Sponsoring a Relative - What happens if a relative turns 21 or changes marital status?
This post discusses
What happens if a U.S. citizen or LPR sponsors a relative under 21, and the relative turns 21 while the petition is on file, and
What happens if a U.S. citizen or LPR sponsor sponsors a relative, and the relative marries or divorces while the petition is on file.
This post is the third in a three-part series. The first post discussed what relative a U.S. citizen or lawful permanent resident may sponsor to become LPRs in the U.S. The second post discussed how to sponsor multiple relatives.
If a child of a U.S. citizen is under 21 on the day the U.S. citizen files the petition, the child will remain an eligible immediate relative, even if the child turns 21 before USCIS grants the petition.
If an unmarried child of an LPR is under 21, and the LPR become a U.S. citizen before the child turns 21, the child will become eligible as an immediate relative on the day the LPR naturalizes. The child will remain eligible as an immediate relative even if he turns 21 before USCIS grants the petition.
Under 21 children of LPRs
Here the situation is a bit more complicated. If an LPR files a petition for his unmarried child under 21, the government first looks at the child’s age on the date the child’s immigrant visa number becomes available. Then, the government subtracts the number of months that the petition was pending. If the result is less than 21, the child remains eligible as a child under 21.

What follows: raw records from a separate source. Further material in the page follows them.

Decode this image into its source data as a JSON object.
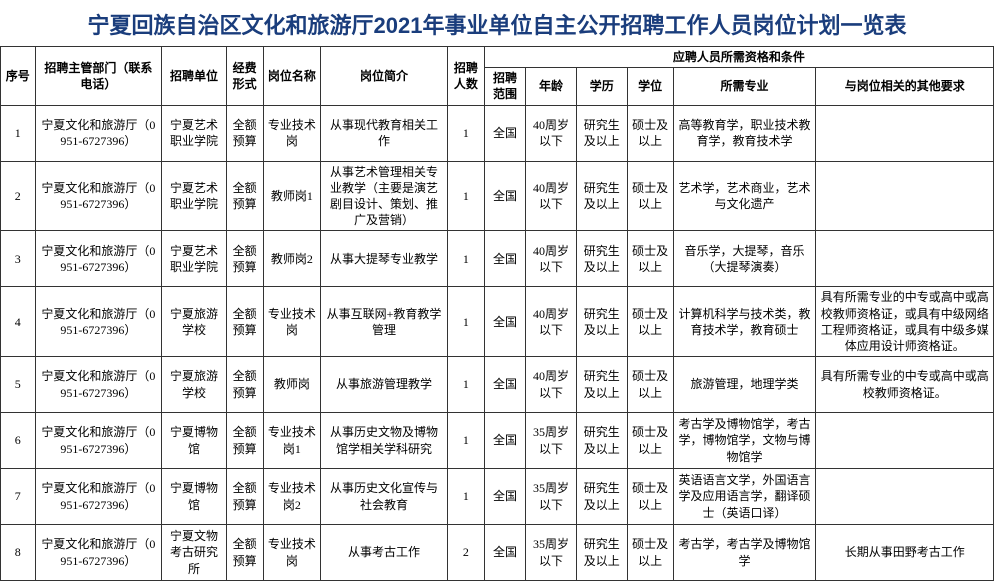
{
  "title": "宁夏回族自治区文化和旅游厅2021年事业单位自主公开招聘工作人员岗位计划一览表",
  "headers": {
    "seq": "序号",
    "dept": "招聘主管部门（联系电话）",
    "unit": "招聘单位",
    "fund": "经费形式",
    "pos": "岗位名称",
    "desc": "岗位简介",
    "count": "招聘人数",
    "req_group": "应聘人员所需资格和条件",
    "scope": "招聘范围",
    "age": "年龄",
    "edu": "学历",
    "deg": "学位",
    "major": "所需专业",
    "other": "与岗位相关的其他要求"
  },
  "rows": [
    {
      "seq": "1",
      "dept": "宁夏文化和旅游厅（0951-6727396）",
      "unit": "宁夏艺术职业学院",
      "fund": "全额预算",
      "pos": "专业技术岗",
      "desc": "从事现代教育相关工作",
      "count": "1",
      "scope": "全国",
      "age": "40周岁以下",
      "edu": "研究生及以上",
      "deg": "硕士及以上",
      "major": "高等教育学，职业技术教育学，教育技术学",
      "other": ""
    },
    {
      "seq": "2",
      "dept": "宁夏文化和旅游厅（0951-6727396）",
      "unit": "宁夏艺术职业学院",
      "fund": "全额预算",
      "pos": "教师岗1",
      "desc": "从事艺术管理相关专业教学（主要是演艺剧目设计、策划、推广及营销）",
      "count": "1",
      "scope": "全国",
      "age": "40周岁以下",
      "edu": "研究生及以上",
      "deg": "硕士及以上",
      "major": "艺术学，艺术商业，艺术与文化遗产",
      "other": ""
    },
    {
      "seq": "3",
      "dept": "宁夏文化和旅游厅（0951-6727396）",
      "unit": "宁夏艺术职业学院",
      "fund": "全额预算",
      "pos": "教师岗2",
      "desc": "从事大提琴专业教学",
      "count": "1",
      "scope": "全国",
      "age": "40周岁以下",
      "edu": "研究生及以上",
      "deg": "硕士及以上",
      "major": "音乐学，大提琴，音乐（大提琴演奏）",
      "other": ""
    },
    {
      "seq": "4",
      "dept": "宁夏文化和旅游厅（0951-6727396）",
      "unit": "宁夏旅游学校",
      "fund": "全额预算",
      "pos": "专业技术岗",
      "desc": "从事互联网+教育教学管理",
      "count": "1",
      "scope": "全国",
      "age": "40周岁以下",
      "edu": "研究生及以上",
      "deg": "硕士及以上",
      "major": "计算机科学与技术类，教育技术学，教育硕士",
      "other": "具有所需专业的中专或高中或高校教师资格证，或具有中级网络工程师资格证，或具有中级多媒体应用设计师资格证。"
    },
    {
      "seq": "5",
      "dept": "宁夏文化和旅游厅（0951-6727396）",
      "unit": "宁夏旅游学校",
      "fund": "全额预算",
      "pos": "教师岗",
      "desc": "从事旅游管理教学",
      "count": "1",
      "scope": "全国",
      "age": "40周岁以下",
      "edu": "研究生及以上",
      "deg": "硕士及以上",
      "major": "旅游管理，地理学类",
      "other": "具有所需专业的中专或高中或高校教师资格证。"
    },
    {
      "seq": "6",
      "dept": "宁夏文化和旅游厅（0951-6727396）",
      "unit": "宁夏博物馆",
      "fund": "全额预算",
      "pos": "专业技术岗1",
      "desc": "从事历史文物及博物馆学相关学科研究",
      "count": "1",
      "scope": "全国",
      "age": "35周岁以下",
      "edu": "研究生及以上",
      "deg": "硕士及以上",
      "major": "考古学及博物馆学，考古学，博物馆学，文物与博物馆学",
      "other": ""
    },
    {
      "seq": "7",
      "dept": "宁夏文化和旅游厅（0951-6727396）",
      "unit": "宁夏博物馆",
      "fund": "全额预算",
      "pos": "专业技术岗2",
      "desc": "从事历史文化宣传与社会教育",
      "count": "1",
      "scope": "全国",
      "age": "35周岁以下",
      "edu": "研究生及以上",
      "deg": "硕士及以上",
      "major": "英语语言文学，外国语言学及应用语言学，翻译硕士（英语口译）",
      "other": ""
    },
    {
      "seq": "8",
      "dept": "宁夏文化和旅游厅（0951-6727396）",
      "unit": "宁夏文物考古研究所",
      "fund": "全额预算",
      "pos": "专业技术岗",
      "desc": "从事考古工作",
      "count": "2",
      "scope": "全国",
      "age": "35周岁以下",
      "edu": "研究生及以上",
      "deg": "硕士及以上",
      "major": "考古学，考古学及博物馆学",
      "other": "长期从事田野考古工作"
    }
  ]
}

Example: An LPR files a petition for his unmarried child. It takes ten months for USCIS to approve the petition. By the time priority date is current, the child is 21 years old. The USCIS subtracts ten months from 21. The result is less than 21 years, so the child may still qualify under the F2A category. However, if the child is 23 years old, the USCIS would subtract ten months from 23. The result is more than 21 years, so, the child would not qualify under F2A, and would convert to the F2B category (for unmarried children over 21). The F2B category has a longer wait time than F2A.

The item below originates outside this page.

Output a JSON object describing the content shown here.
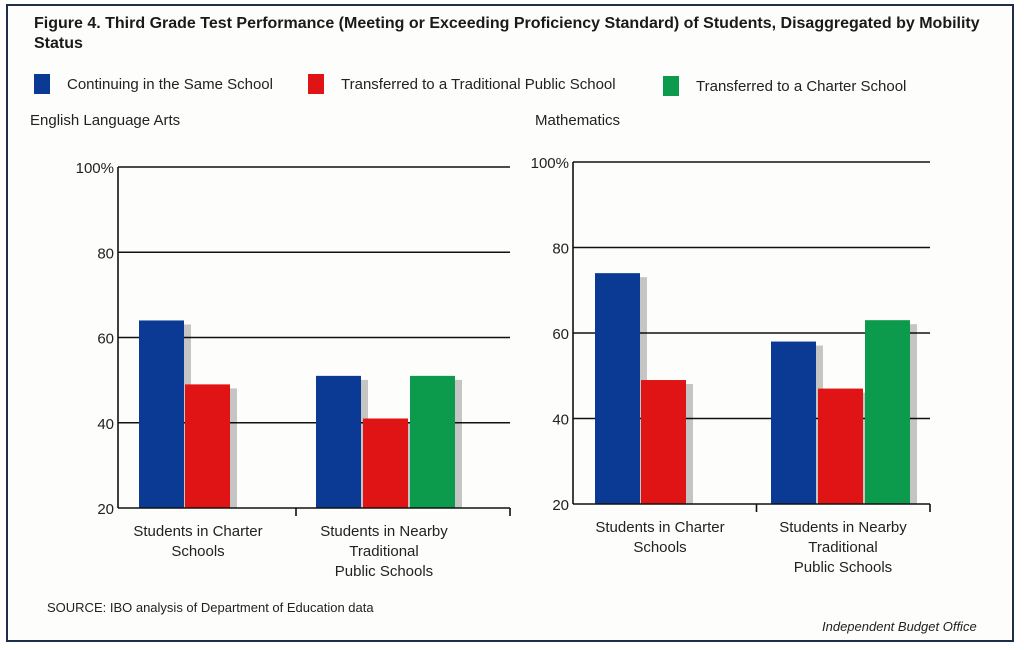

What happens if a relative changes marital status while the petition is pending?
If a married child, under 21, of a U.S. citizen, divorces, the child then becomes eligible as an immediate relative, because she is now an unmarried child under 21. She will remain eligible as an immediate relative, even if she turns 21 before USCIS grants the petition.

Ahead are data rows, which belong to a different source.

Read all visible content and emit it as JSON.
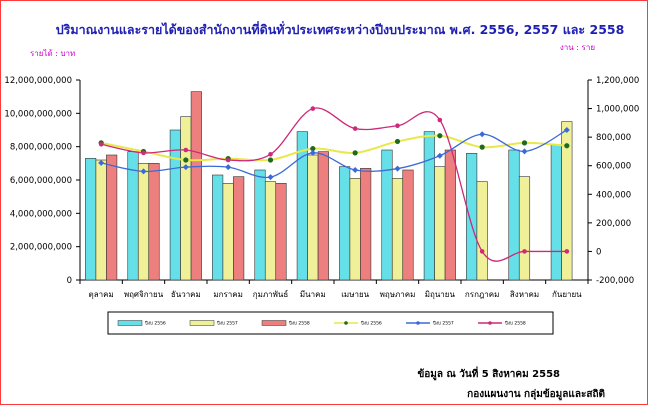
{
  "title": "ปริมาณงานและรายได้ของสำนักงานที่ดินทั่วประเทศระหว่างปีงบประมาณ พ.ศ. 2556, 2557 และ 2558",
  "left_unit": "รายได้ : บาท",
  "right_unit": "งาน : ราย",
  "footer_line1": "ข้อมูล ณ วันที่ 5  สิงหาคม 2558",
  "footer_line2": "กองแผนงาน กลุ่มข้อมูลและสถิติ",
  "colors": {
    "bar_2556": "#66e0e8",
    "bar_2557": "#f0f098",
    "bar_2558": "#ee7f7f",
    "line_2556": "#e8e84a",
    "line_2557": "#3a6ad8",
    "line_2558": "#cc2a7a",
    "marker_2556": "#1e6a1e"
  },
  "chart_data": {
    "type": "bar",
    "categories": [
      "ตุลาคม",
      "พฤศจิกายน",
      "ธันวาคม",
      "มกราคม",
      "กุมภาพันธ์",
      "มีนาคม",
      "เมษายน",
      "พฤษภาคม",
      "มิถุนายน",
      "กรกฎาคม",
      "สิงหาคม",
      "กันยายน"
    ],
    "y_left": {
      "min": 0,
      "max": 12000000000,
      "step": 2000000000,
      "ticks": [
        "0",
        "2,000,000,000",
        "4,000,000,000",
        "6,000,000,000",
        "8,000,000,000",
        "10,000,000,000",
        "12,000,000,000"
      ]
    },
    "y_right": {
      "min": -200000,
      "max": 1200000,
      "step": 200000,
      "ticks": [
        "-200,000",
        "0",
        "200,000",
        "400,000",
        "600,000",
        "800,000",
        "1,000,000",
        "1,200,000"
      ]
    },
    "series": [
      {
        "name": "ปีงบ 2556",
        "kind": "bar",
        "axis": "left",
        "values": [
          7300000000,
          7700000000,
          9000000000,
          6300000000,
          6600000000,
          8900000000,
          6800000000,
          7800000000,
          8900000000,
          7600000000,
          7800000000,
          8100000000
        ]
      },
      {
        "name": "ปีงบ 2557",
        "kind": "bar",
        "axis": "left",
        "values": [
          7200000000,
          7000000000,
          9800000000,
          5800000000,
          5900000000,
          7500000000,
          6100000000,
          6100000000,
          6800000000,
          5900000000,
          6200000000,
          9500000000
        ]
      },
      {
        "name": "ปีงบ 2558",
        "kind": "bar",
        "axis": "left",
        "values": [
          7500000000,
          7000000000,
          11300000000,
          6200000000,
          5800000000,
          7700000000,
          6700000000,
          6600000000,
          7800000000,
          null,
          null,
          null
        ]
      },
      {
        "name": "ปีงบ 2556",
        "kind": "line",
        "axis": "right",
        "values": [
          760000,
          700000,
          640000,
          650000,
          640000,
          720000,
          690000,
          770000,
          810000,
          730000,
          760000,
          740000
        ]
      },
      {
        "name": "ปีงบ 2557",
        "kind": "line",
        "axis": "right",
        "values": [
          620000,
          560000,
          590000,
          590000,
          520000,
          690000,
          570000,
          580000,
          670000,
          820000,
          700000,
          850000
        ]
      },
      {
        "name": "ปีงบ 2558",
        "kind": "line",
        "axis": "right",
        "values": [
          750000,
          690000,
          710000,
          640000,
          680000,
          1000000,
          860000,
          880000,
          920000,
          0,
          0,
          0
        ]
      }
    ],
    "legend_position": "bottom",
    "grid": false
  }
}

If a married child, over 21, of a U.S. citizen, divorces, the child converts from F3 priority to F1 priority.
If an unmarried child, under 21, of a U.S. citizen, marries, the child converts from immediate relative, to F3 priority.
If an unmarried child, over 21, of a U.S. citizen, marries, the child converts from F1 priority to F3 priority.
If an unmarried child, of an LPR, marries, the child loses eligibility. If the child later divorces, the child must file a new petition with a new priority date.